NGO Shipbreaking Platform has said it will not comply with a legal threat from demolition cash buyer GMS to remove all defamatory references to it from the lobby group’s website.

Brussels based Shipbreaking Platform has accused GMS of “harassment” and said its threat of legal action was an attempt to prevent it from exposing “underhand practices in the shipbreaking industry.”

Shipbreaking Platform founder and director Ingvild Jenssen said: “We have no intention to remove truthful information from our website and will not apologise for reporting on the business of trafficking ships for dirty and dangerous breaking.”

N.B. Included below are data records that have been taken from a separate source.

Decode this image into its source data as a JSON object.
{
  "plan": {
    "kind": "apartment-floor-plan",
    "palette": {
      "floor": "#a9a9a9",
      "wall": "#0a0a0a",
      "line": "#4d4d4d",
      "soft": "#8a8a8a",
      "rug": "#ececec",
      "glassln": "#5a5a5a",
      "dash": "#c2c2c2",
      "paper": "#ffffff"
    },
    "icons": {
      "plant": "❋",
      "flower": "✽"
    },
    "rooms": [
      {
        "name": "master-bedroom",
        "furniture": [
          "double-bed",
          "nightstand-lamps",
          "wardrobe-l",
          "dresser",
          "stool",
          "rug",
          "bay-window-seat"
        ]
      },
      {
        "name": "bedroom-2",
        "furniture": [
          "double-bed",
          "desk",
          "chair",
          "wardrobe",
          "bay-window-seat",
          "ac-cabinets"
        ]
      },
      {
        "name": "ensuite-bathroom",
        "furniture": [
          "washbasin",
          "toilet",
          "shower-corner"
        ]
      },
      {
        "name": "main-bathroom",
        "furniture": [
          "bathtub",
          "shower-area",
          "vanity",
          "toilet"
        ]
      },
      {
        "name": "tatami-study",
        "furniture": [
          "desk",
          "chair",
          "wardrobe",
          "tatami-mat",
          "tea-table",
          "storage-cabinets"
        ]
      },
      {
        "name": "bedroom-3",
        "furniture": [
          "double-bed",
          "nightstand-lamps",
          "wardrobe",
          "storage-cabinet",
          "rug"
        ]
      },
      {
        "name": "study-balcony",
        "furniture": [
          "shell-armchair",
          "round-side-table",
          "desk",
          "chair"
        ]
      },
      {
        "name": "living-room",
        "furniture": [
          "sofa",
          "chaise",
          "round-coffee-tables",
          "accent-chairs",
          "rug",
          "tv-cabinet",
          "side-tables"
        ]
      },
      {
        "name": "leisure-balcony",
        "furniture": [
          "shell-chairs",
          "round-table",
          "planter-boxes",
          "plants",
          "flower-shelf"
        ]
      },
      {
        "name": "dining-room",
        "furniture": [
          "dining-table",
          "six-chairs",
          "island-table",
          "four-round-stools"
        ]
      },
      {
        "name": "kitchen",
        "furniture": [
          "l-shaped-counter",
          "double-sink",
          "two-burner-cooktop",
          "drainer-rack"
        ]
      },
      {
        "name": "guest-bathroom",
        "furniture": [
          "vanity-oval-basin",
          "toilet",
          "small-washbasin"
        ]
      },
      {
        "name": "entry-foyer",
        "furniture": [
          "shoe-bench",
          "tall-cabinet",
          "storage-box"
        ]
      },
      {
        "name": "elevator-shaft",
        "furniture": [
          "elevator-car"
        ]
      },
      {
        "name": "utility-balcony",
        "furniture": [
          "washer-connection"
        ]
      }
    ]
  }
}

GMS had written to Shipbreaking Platform threatening to sue it unless it offers and “unconditional apology” and the removal of all “defamatory” references.

It comes after Shipbreaking Platform earlier retracted an allegation that GMS was the cash buyer behind the sale of four reefer carriers for demolition to beaching yards in 2012 after the cash buyer complained of “fake news”.

The demolition sale is now the subject of a court case in Rotterdam for breach of European environmental waste export laws.

Bangladesh’s PHP Family is also threatening to sue Shipbreaking Platform for references it made to the breaker’s safety record in a two press releases made at the end of last year.

Shipbreaking Platform has pulled out of a plan to appear on a discussion panel at a TradeWinds Events Ship Recycling Forum tomorrow as the session moderator Nikos Mikelis works for GMS.